When more features hurt: a FER2013 reality check
A straightforward CNN benchmark that tests whether throwing HOG and face landmarks at a neural net actually helps—or backfires.

What it does
Trains CNNs to classify facial expressions from the FER2013 dataset, with a twist: it systematically compares raw pixels against raw pixels plus dlib face landmarks, HOG features, and sliding-window HOG. There’s also real-time webcam prediction via OpenCV if you train a model first.
The interesting bit
The author actually ran the ablation study most people skip. Adding HOG decreased accuracy for the shallower Model A—possible overfitting, or the network failing to correlate the extra information.

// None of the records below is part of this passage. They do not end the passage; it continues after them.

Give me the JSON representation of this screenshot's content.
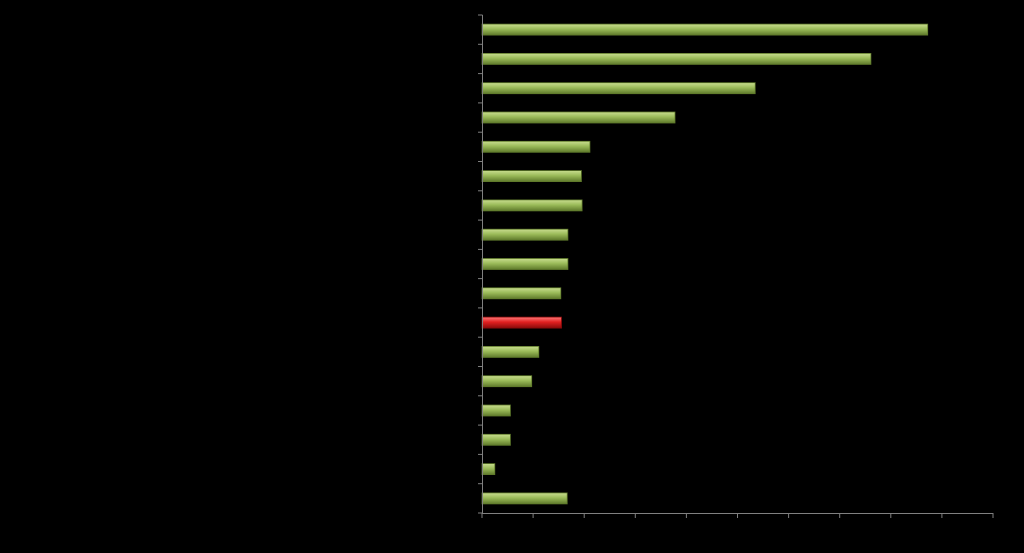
{
  "chart_data": {
    "type": "bar",
    "orientation": "horizontal",
    "values": [
      62.8,
      54.8,
      38.5,
      27.2,
      15.2,
      14.0,
      14.1,
      12.1,
      12.1,
      11.1,
      11.2,
      8.0,
      7.0,
      4.0,
      4.0,
      1.8,
      12.0
    ],
    "highlight_index": 10,
    "xlim": [
      0,
      72
    ],
    "x_tick_count": 10,
    "grid": false,
    "legend": "none",
    "colors": {
      "background": "#000000",
      "bar": "#9bbb59",
      "bar_light": "#c9dd8f",
      "bar_dark": "#5f7a2b",
      "highlight": "#e02020",
      "highlight_light": "#ff7a7a",
      "highlight_dark": "#8a0b0b",
      "axis": "#808080"
    }
  }
}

Batch normalization, meanwhile, delivered up to a 50% relative improvement on Model B. The best configuration (Model B with landmarks + HOG + sliding window) hit 75.1% on 5 emotions, still short of the 75.2% literature benchmark.
Key highlights
- Two CNN architectures tested: a simpler Model A and a deeper-convolution Model B
- Optional SVM baseline included (performs worse, as expected)
- Full pipeline: FER2013 preprocessing, hyperparameter optimization with Hyperopt, image/video inference
- Code supports Python 2.7 and 3.6; dependencies include TensorFlow, TFLearn, dlib, OpenCV 3
- Training on all 7 emotions drops accuracy to 61.4%—the dataset is genuinely messy
Caveats
- FER2013 is unaligned, incorrectly labeled, and contains non-face samples; the author documents this honestly
- Requires manual dataset download and path configuration in
parameters.py - Real-time inference needs a trained model file; no pretrained weights are provided in the README
Verdict
Worth a look if you’re building a FER baseline and want evidence that feature engineering still matters—or doesn’t. Skip if you need a drop-in, pretrained emotion classifier; this is a training-and-experimentation repo, not a product.